Out of all the quarterbacks who have gone from holding clipboards to begin the season to Super Bowl starter to end it, Hostetler’s path might have been most similar to Foles’ journey. It provides some hope to the Eagles heading into Sunday’s title game against five-time Super Bowl winner Tom Brady and the New England Patriots.
“When it happened, all of a sudden my phone starts ringing off the hook,” Hostetler said. “When you really start to look at it, this is probably out of all the times it’s happened since I played, this may be the most similar when you get to all the nuts and bolts about it.”
Hostetler had started just two games in almost seven full seasons for the Giants when Phil Simms injured his foot in Week 14. After starting that season with 10 straight wins, the Giants lost three out of four and were mostly written off as a contender when Simms got hurt.
There was a similar mood in Philadelphia when MVP contender Wentz got hurt in Los Angeles in a win that improved the Eagles to 11-2, but left them with a backup quarterback running the show.
“Everyone had jumped off the bandwagon,” Hostetler recalled. “We were completely shot as a team. That was the outside looking in. Inside where we were at, we just rallied the wagons. It was us versus the world. We just rallied around each other and it showed. I had a team similar to Philly. They’ve rallied around each other and nobody gives them a chance. When nobody gives you a chance and you’re a close-knit team that has been through adversity, look out, you can be dangerous.”
Hostetler said he had gained confidence by being thrown in late in a win against Dallas early in the season, and then leading a comeback against the Cardinals after Simms got injured in Game 6.
But by the time he stepped in for Simms in December, Hostetler had thrown 93 passes since entering the NFL in 1984. Hostetler managed to lead the Giants to two wins to end the regular season, a lopsided playoff opener over Chicago, then upsets over two-time defending champion San Francisco in the NFC title game (15-13 on five field goals) and Buffalo (20-19)in the Super Bowl.

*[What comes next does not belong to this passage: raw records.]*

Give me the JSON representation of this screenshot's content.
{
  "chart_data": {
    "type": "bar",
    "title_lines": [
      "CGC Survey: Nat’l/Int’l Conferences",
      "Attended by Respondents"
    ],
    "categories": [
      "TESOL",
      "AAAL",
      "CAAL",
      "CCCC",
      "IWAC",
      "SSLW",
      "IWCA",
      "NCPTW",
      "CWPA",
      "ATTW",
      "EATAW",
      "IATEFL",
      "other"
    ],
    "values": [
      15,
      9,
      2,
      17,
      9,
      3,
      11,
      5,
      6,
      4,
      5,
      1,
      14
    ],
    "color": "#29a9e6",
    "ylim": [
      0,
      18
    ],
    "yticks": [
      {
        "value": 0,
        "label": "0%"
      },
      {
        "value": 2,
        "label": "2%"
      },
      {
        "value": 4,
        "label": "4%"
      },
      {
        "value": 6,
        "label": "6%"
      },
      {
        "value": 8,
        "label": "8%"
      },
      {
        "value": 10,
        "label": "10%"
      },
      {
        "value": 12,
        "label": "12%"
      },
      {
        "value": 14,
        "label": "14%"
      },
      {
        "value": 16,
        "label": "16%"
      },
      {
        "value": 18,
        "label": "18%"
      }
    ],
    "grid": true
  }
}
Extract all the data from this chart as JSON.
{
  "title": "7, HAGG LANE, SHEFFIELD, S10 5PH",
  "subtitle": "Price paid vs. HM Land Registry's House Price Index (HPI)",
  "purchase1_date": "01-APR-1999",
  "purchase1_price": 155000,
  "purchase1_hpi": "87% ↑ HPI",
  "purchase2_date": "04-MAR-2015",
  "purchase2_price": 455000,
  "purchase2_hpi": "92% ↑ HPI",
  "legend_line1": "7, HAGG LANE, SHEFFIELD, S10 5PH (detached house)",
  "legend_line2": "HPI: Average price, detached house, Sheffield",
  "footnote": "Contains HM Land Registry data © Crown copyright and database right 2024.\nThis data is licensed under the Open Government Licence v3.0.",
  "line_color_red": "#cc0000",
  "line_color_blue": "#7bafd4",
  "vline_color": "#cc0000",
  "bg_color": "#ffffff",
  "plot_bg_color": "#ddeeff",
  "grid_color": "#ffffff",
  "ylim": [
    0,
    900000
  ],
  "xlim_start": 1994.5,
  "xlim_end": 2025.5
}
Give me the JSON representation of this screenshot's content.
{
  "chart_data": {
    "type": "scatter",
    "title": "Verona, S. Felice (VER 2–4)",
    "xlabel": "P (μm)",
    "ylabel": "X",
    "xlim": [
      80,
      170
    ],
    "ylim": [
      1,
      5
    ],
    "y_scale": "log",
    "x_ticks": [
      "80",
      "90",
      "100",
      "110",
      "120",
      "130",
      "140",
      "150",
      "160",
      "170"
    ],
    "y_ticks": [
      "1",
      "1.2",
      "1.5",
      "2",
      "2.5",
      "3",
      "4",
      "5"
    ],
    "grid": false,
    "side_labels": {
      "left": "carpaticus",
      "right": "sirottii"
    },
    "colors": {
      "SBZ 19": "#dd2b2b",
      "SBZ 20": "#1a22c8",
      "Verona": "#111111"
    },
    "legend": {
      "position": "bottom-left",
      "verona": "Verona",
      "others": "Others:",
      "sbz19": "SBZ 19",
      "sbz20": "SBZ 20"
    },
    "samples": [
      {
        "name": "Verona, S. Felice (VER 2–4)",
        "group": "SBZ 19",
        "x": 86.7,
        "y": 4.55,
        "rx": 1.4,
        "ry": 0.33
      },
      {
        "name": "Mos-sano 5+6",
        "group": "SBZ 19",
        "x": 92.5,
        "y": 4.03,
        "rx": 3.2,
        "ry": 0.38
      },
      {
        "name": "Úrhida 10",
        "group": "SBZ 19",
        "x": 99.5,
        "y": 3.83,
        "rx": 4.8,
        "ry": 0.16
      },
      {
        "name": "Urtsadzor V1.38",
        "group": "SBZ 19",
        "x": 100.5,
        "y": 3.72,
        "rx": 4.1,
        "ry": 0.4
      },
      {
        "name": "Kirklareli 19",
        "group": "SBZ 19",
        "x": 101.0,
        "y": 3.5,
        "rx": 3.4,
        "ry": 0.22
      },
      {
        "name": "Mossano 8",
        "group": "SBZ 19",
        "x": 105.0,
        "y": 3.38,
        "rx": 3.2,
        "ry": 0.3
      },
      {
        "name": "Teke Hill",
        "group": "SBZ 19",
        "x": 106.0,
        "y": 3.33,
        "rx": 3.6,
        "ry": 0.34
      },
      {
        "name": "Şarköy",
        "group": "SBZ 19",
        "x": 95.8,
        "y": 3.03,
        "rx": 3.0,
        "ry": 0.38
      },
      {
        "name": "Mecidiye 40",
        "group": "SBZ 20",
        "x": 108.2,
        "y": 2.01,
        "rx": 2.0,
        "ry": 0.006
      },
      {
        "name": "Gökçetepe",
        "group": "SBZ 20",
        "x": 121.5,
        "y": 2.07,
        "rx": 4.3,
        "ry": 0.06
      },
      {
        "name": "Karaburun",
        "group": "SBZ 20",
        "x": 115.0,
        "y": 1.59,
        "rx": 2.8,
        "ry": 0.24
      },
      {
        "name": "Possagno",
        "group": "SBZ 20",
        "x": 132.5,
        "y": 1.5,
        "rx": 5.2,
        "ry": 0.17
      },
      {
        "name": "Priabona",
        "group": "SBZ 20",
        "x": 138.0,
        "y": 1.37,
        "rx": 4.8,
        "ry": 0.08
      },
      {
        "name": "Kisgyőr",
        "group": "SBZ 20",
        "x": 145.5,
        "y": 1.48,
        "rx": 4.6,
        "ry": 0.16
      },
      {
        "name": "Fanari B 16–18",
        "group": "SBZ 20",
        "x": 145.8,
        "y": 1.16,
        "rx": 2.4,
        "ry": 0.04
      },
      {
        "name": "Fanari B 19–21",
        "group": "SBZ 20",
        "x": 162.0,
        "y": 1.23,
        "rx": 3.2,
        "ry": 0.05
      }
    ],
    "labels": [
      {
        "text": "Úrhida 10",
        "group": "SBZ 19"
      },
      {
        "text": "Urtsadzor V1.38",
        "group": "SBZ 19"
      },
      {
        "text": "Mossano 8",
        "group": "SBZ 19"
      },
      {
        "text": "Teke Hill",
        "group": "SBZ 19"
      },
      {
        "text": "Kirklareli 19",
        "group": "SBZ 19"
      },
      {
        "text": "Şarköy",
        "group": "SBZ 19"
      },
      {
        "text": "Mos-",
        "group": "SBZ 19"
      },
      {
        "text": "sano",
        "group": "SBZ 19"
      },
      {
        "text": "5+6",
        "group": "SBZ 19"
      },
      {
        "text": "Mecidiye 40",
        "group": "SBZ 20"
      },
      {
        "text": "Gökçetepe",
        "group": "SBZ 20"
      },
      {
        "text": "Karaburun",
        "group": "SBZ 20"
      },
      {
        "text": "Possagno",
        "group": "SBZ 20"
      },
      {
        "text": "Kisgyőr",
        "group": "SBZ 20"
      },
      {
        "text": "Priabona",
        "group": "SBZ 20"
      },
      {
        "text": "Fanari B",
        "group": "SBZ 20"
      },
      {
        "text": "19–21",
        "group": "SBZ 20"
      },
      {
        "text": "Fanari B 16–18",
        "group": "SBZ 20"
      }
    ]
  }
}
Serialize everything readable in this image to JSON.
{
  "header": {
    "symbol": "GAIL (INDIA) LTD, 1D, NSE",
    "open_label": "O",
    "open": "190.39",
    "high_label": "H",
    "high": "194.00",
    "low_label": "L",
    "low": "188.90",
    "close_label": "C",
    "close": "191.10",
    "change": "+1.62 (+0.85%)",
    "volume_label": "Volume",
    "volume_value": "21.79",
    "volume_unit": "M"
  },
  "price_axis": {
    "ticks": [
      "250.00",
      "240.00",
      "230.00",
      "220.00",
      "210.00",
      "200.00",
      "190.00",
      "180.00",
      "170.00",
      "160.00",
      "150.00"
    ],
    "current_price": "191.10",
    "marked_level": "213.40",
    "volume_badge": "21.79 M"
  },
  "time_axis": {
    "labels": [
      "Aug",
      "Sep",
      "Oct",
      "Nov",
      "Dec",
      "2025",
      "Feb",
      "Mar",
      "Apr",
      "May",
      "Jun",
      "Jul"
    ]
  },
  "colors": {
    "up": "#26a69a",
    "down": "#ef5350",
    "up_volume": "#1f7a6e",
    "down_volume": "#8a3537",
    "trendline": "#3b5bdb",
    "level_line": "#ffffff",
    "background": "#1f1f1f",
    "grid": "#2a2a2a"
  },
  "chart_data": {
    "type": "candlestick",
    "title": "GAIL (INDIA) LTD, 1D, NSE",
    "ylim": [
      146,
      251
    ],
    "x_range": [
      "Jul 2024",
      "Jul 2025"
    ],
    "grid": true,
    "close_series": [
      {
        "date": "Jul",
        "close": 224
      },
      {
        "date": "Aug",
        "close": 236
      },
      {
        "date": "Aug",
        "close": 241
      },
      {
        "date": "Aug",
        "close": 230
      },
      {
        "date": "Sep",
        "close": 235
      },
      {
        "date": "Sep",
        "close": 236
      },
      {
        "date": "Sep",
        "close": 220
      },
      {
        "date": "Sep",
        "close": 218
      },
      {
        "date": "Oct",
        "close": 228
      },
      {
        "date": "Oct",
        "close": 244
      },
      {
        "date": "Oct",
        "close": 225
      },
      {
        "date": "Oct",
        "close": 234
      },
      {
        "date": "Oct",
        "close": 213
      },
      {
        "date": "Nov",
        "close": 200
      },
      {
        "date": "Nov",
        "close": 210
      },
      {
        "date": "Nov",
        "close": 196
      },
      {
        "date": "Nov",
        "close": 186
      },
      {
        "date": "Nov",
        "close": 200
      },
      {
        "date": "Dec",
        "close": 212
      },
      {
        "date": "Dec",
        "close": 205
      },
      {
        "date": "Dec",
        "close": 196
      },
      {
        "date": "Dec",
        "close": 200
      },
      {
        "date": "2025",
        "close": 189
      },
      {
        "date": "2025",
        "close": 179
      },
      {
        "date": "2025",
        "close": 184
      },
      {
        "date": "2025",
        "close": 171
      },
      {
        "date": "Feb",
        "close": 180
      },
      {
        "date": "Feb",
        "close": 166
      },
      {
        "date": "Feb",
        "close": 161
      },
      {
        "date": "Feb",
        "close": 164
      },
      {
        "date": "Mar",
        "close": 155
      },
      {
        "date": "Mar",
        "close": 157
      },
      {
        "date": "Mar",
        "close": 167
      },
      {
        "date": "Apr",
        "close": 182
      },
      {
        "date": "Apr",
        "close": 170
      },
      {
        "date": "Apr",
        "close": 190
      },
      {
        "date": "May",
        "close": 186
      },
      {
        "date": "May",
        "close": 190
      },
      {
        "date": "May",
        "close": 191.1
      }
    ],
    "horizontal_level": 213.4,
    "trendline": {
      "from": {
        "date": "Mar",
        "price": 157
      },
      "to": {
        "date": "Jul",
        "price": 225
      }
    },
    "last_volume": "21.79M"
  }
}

“There were lots of things that were said, lots of negative things,” Hostetler said. “That fed me because none of those guys had seen me play. I never had the opportunity. It wasn’t like I had gone out there and failed and that’s why I was a backup. I was a backup because we didn’t have free agency and I was behind a guy who was playing really well who hadn’t gotten hurt.”
Foles is the 14th quarterback to start the Super Bowl after not holding that role for the season opener, including Brady (2016) and Ben Roethlisberger (2010), who were suspended to start those seasons. The others fall into a few categories.
There were those who seized the job early in the season such as Jake Delhomme did for Carolina when he replaced Rodney Peete at halftime of the 2003 season opener; Brady when he stepped in for an injured Drew Bledsoe in Week 3 in 2001; and Joe Kapp, who replaced Gary Cuozzo for Minnesota in the second game in 1969.
Then there were teams looking for a midseason jolt that turned into Super Bowl wins. Roger Staubach shared time with Craig Morton in 1971 before taking over for good midway through the year to launch a Hall of Fame career with his first Super Bowl win. Three years later, Terry Bradshaw began the season on the bench behind Joe Gilliam before taking over as starter in Week 7, then winning the first of four Super Bowl titles. Trent Dilfer then stepped in for Tony Banks midway through the 2000 season for Baltimore, lost his first start and then won 11 in a row behind a dominant defense.
There were three other cases of injuries leading to changes before the stretch run, with Vince Ferragamo replacing Pat Haden for the Rams in 1979; Jim Plunkett stepping in for Dan Pastorini the following year in Oakland; and Colin Kaepernick doing the same in San Francisco after Alex Smith had a concussion in 2012.
But of all those quarterbacks, only Hostetler, Foles and Washington’s Doug Williams made it to the Super Bowl with as few as two regular-season starts that season. Williams made his starts early in the year before stepping in for Jay Schroeder in the season finale and sparking a comeback victory over Minnesota, leading to coach Joe Gibbs’ decision to make a change for the playoffs.
“I never was a backup, so the mentality was a lot different,” said Williams, who started 67 games for Tampa Bay before heading to the USFL. “Even coming to Washington as the backup, I had a backup position with a starter’s mentality. That’s how I always looked at it.”
Williams played that way in the postseason. He helped overcome a 14-point deficit in wind chill of minus-20 degrees in Chicago against the mighty Bears defense in the division round before throwing two TDs to beat the Vikings again at home in the NFC title game.
Williams then put together an historic performance in the Super Bowl, leading five TD drives in 18 plays in the second quarter of a 42-10 win over Denver in San Diego. Williams threw for 340 yards and four TD passes on a gimpy knee to win MVP honors.
“The biggest thing was going to Chicago and being able to come back in that weather to beat the Bears,” Williams said. “That was bigger than coming back from 10 points in 80 degree weather.”